By half-four I was on a trolley heading towards the operating theatre. One general anaesthetic and a short, sharp shock from the defibrillator later, I woke up in the Recovery Room.

I had not had a heart attack, but one of the muscles was fibrillating. Like a wayward dancer in a chorus line the timing of my heartbeat was all confused. It got up to about 180 beats per minute at one point…

When I was lying on the trolley in A & E I really thought I might die. Strange, but I wasn’t really afraid. My wife was with me, and at least I could hold her hand and tell her how much I loved her. I just felt sorry for what I was putting her through.

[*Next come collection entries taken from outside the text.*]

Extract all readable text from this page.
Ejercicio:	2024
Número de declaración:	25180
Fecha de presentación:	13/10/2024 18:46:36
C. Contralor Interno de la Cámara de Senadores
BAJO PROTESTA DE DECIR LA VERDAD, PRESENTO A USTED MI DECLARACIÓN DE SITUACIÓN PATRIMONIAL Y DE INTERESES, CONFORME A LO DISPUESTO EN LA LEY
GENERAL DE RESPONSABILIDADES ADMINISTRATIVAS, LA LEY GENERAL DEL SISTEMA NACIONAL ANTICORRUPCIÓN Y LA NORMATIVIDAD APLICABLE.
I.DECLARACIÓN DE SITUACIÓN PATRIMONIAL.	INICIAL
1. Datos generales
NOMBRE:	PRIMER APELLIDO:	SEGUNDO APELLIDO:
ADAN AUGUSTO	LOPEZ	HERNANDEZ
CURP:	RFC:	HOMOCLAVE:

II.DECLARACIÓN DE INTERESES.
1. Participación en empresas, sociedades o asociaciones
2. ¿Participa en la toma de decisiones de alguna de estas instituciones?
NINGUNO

Five days later and I am writing this in our garden, sitting in the sun and playing with our visiting cat. My wife will be home soon. I’m taking things easy, just glad to be alive. I’m on a couple of tablets, at least until they do a follow-up check. At the moment I’m noticing every twinge and rumble but I guess that will pass with time.

I never did get to work out what I was going to write on April Fools Day. Never mind, it will have to wait until next year. I aim to be around!